Этот сплав психопатического с апокалиптическим — несомненная квинтэссенция «ужаса» нашего времени — переносится в Америку другим «фактивным» пассажем, перемежающим присутствие Номана в Лос-Анджелесе с беспорядками 1992 года[88], и первой попыткой обрушить Всемирный торговый центр в 1993 году[89]. Даже предпочитая анонимность, Номан тем не менее неплохо вписывается в безумный лос-анджелесский мир обвиняемых-знаменитостей, предназначенных специально для них корпусов окружной тюрьмы и особых адвокатов в судах. Кроме того, он без особого труда вливается в процветающее городское сообщество гангстеров и заключенных строгого режима. А одна из его мишеней (стараюсь выдать как можно меньше) становится адептом параллельного мира личной безопасности — последней области знаний, в которой господину Рушди не требуется брать уроки у кого бы то ни было.

Это очень серьезный роман на очень серьезную тему, созданный в высшей степени серьезным писателем. Для его чтения не нужно знание всех деталей конфликта в Кашмире. Как не нужно и предпочтения одной из сторон, хотя вынесенные в эпиграф слова Меркуцио из «Ромео и Джульетты» — «Чума на оба ваших дома» — намекают на отношение Рушди к индийской и пакистанской политике. Вместо поисков некоего банального «послания» я должен сказать, что Рушди говорит нам: нет больше селений Макондо. Нет больше стран Шангри-Ла, если это на то пошло. Миновали времена, когда в мире могло быть что-то экзотичное, магическое (или хотя бы отдаленное).
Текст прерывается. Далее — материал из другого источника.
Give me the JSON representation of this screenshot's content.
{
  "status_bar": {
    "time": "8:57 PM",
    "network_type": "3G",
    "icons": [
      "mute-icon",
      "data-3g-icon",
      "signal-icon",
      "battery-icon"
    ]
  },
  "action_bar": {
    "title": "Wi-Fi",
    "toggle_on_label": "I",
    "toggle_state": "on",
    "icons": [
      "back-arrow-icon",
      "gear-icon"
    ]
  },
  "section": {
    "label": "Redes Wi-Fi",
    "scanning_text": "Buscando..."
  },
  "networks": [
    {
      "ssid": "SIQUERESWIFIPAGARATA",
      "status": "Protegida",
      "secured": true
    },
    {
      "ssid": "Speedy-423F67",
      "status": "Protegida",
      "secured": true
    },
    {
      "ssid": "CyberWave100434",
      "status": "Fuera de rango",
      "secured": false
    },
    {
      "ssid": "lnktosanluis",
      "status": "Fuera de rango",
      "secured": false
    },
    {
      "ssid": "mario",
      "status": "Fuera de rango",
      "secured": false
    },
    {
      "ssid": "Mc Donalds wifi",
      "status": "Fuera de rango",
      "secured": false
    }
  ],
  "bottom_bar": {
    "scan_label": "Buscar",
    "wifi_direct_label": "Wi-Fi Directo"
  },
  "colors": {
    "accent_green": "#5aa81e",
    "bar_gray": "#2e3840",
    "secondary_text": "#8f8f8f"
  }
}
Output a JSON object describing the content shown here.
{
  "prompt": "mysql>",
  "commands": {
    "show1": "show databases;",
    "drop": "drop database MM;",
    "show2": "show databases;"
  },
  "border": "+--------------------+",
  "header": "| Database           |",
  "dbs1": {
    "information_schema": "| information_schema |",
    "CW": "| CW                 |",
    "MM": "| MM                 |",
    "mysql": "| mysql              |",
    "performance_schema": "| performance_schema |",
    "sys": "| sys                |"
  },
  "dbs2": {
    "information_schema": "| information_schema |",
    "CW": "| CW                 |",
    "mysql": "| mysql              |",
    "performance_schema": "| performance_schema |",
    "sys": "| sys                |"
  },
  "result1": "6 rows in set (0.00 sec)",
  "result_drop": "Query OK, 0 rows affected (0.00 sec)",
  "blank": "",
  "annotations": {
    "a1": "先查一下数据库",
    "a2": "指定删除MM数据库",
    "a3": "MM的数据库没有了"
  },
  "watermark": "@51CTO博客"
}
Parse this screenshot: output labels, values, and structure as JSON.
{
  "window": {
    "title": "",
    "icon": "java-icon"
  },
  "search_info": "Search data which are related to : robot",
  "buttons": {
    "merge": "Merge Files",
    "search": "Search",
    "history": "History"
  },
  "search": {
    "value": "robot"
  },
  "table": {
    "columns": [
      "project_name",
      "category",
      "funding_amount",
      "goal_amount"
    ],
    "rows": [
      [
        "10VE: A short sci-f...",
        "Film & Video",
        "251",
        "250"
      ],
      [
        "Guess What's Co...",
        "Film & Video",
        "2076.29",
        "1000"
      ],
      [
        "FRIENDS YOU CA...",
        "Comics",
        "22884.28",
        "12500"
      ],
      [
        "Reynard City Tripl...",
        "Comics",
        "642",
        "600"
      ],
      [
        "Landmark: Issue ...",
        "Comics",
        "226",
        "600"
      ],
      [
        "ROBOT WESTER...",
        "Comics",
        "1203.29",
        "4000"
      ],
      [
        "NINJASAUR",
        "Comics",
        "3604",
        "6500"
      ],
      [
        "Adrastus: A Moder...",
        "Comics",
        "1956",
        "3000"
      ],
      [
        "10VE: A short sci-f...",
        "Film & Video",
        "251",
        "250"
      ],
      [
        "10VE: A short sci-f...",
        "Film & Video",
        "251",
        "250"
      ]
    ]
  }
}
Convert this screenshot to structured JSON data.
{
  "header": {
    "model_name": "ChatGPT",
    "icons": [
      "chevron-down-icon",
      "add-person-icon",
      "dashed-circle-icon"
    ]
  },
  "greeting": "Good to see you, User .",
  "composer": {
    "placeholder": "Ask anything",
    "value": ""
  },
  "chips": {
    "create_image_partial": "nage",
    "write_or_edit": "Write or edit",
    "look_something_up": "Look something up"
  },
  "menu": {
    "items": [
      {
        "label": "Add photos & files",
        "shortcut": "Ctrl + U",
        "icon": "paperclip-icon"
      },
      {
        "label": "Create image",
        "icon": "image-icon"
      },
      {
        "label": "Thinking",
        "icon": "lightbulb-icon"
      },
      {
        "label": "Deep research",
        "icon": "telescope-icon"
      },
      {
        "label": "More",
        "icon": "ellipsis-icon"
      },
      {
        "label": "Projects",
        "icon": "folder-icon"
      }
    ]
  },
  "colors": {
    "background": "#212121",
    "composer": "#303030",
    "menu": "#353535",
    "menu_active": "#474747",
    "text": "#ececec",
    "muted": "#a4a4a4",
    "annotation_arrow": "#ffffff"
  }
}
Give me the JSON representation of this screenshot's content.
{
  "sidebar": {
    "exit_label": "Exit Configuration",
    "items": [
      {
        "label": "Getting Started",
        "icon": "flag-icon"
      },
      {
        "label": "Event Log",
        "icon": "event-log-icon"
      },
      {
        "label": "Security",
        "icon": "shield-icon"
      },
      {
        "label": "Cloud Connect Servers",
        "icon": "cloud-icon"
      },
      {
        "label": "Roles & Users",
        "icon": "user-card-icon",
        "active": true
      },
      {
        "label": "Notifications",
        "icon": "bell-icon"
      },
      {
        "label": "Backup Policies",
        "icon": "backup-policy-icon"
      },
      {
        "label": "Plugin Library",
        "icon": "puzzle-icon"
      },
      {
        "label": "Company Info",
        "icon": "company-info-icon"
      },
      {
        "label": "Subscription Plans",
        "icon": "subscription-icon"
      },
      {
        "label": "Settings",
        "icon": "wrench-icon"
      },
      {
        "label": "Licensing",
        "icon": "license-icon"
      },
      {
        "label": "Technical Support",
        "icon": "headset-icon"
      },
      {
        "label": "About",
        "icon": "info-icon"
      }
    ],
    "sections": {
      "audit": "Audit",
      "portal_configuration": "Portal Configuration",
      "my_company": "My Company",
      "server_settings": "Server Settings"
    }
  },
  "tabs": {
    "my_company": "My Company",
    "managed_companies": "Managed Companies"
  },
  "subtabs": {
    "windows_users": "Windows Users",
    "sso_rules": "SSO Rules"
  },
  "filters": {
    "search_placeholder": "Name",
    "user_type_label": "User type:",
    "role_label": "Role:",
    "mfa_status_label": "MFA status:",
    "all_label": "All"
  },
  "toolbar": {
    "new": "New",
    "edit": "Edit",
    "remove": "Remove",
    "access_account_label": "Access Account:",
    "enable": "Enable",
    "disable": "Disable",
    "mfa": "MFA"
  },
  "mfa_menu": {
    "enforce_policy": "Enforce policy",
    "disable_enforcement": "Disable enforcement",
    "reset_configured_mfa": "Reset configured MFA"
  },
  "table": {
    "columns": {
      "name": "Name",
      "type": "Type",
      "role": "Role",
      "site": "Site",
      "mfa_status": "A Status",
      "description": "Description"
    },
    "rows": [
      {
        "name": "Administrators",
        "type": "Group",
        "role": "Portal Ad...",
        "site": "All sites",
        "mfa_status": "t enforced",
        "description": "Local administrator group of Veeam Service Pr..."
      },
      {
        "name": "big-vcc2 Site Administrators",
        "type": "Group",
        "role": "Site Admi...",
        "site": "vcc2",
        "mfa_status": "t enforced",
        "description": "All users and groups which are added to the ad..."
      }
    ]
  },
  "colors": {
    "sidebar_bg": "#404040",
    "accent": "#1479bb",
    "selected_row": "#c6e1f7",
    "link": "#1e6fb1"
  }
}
Маска клоуна Шалимара сброшена, а его акробатика стала формой мастерского побега, благодаря которому он перенесся в «наш» мир. Как он говорит в заключение своего зловещего телепатического сообщения из Гималаев — «Я очень скоро приду».

«Атлантик», сентябрь 2005 г.

Моя одиссея по красным штатам[90]

Ментальное деление нашего Союза на красные и синие штаты не ново. Сто лет спустя после «Прокламации об освобождении рабов» покойный Дэниэл Патрик Мойнихэн — квинтэссенция парня из северо-восточного мегаполиса, хотя и родившийся в Талсе, штат Оклахома, — был заместителем министра в администрации «Новых рубежей», когда услышал новость о том, что его президент застрелен в Далласе. И пока все остальные в Вашингтоне метались, велеречиво вопя о поисках убежища или «потере американской невиновности», Мойнихэн обзванивал знакомых. И в первую очередь настаивал на необходимости незамедлительно «увезти Освальда из Далласа». Случись с ним что-нибудь в камере полицейского управления Далласа, трагедии и тайне не будет конца. Прежде всего, во что бы то ни стало надо уберечь арестованного Освальда.